Cooper remembers that they started playing shows in their local area and in London. After playing their fair share of small venues, the Subways signed up for the 2004 Glastonbury Festival Unsigned Performers Competition and won. Suddenly, they began to play for bigger audiences, and by year’s end, they had recorded their first album, Young for Eternity.

The album’s release brought them commercial success and a dedicated cult following. John Peel, a popular and respected British DJ, was the first to play their single, “At 1AM” on national radio.

Their music made it across the seas then they appeared on an episode of “The O.C.” and played two songs. One of which, “Rock & Roll Queen,” is an energetic, rebellious, love song.

For their sophomore effort, All or Nothing, they had the pleasure of working with Butch Vig. Cooper is grateful for the opportunity to work with such a notable producer.

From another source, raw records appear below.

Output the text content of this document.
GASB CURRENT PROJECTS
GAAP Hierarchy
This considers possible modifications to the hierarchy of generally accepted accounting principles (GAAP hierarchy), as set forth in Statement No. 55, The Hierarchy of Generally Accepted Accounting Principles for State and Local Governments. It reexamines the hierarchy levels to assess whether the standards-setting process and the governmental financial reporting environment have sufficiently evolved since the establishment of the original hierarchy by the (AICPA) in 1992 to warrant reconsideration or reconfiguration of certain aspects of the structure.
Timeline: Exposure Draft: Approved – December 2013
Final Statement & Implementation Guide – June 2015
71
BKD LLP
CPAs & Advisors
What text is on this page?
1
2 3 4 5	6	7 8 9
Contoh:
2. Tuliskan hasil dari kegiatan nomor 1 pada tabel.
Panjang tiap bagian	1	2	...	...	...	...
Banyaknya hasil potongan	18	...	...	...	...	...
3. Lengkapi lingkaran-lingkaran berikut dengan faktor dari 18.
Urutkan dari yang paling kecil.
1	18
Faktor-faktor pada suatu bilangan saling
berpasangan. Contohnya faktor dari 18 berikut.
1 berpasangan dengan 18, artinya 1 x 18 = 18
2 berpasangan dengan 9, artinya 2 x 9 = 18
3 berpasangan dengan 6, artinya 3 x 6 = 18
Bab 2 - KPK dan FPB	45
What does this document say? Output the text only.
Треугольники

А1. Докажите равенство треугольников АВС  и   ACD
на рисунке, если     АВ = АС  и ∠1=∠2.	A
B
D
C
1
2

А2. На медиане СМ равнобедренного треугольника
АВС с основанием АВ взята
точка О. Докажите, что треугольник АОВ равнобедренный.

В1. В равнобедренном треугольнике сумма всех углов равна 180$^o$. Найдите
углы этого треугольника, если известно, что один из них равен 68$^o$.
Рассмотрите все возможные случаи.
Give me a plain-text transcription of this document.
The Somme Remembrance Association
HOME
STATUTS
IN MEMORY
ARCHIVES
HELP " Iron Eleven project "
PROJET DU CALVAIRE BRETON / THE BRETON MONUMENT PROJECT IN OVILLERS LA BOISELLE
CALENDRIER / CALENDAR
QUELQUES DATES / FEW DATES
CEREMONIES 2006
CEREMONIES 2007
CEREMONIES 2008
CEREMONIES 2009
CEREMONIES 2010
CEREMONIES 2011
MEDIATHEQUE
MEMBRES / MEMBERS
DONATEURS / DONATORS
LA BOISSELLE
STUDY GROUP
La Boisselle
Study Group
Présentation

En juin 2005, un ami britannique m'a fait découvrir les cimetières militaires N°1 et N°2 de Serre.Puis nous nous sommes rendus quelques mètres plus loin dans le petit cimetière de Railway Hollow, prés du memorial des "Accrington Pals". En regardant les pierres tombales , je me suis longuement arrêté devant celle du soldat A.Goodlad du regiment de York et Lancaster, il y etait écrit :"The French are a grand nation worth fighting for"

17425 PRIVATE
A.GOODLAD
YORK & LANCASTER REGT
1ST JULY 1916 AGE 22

“It was absolutely amazing,” she relays. “It was amazing just to get to meet him.”

During the time they spent working with Vig in the studio they found him completely disarming.

“He put us all at ease and made being in the studio such a joy,” Cooper says. “Vig’s ideas were amazing and complemented the songs we had.”

But even with the commercial success, world tours and getting to work with big names in the music business, the Subways are still the band that started for the love of music and the joy of spending time together. Much of their songwriting process starts out organically, like it did in the beginning. Lunn will approach Cooper with ideas on the bus, and they’ll mess around with things.

Cooper feels that band has become a family: “They are pretty much like my brothers, and I am like their sister. We have this really strange, really close relationship. It makes it really fun to be on the road together, and it helps with making really dynamic live shows.”

Since winning the competition that shot them to stardom four years ago, they’ve become more experienced and mature, yet they’re still the same kids from the suburbs of London. They still enjoy hanging out with friends, drinking wine and cooking, being on tour in the States so they can see movies before they’re released back home and going to local shows and checking out the new ’n’ upcoming acts from their area.

It is without question that the cycle of musical influence will be continued and helped along by the Subways as they continue to reach a wider audience.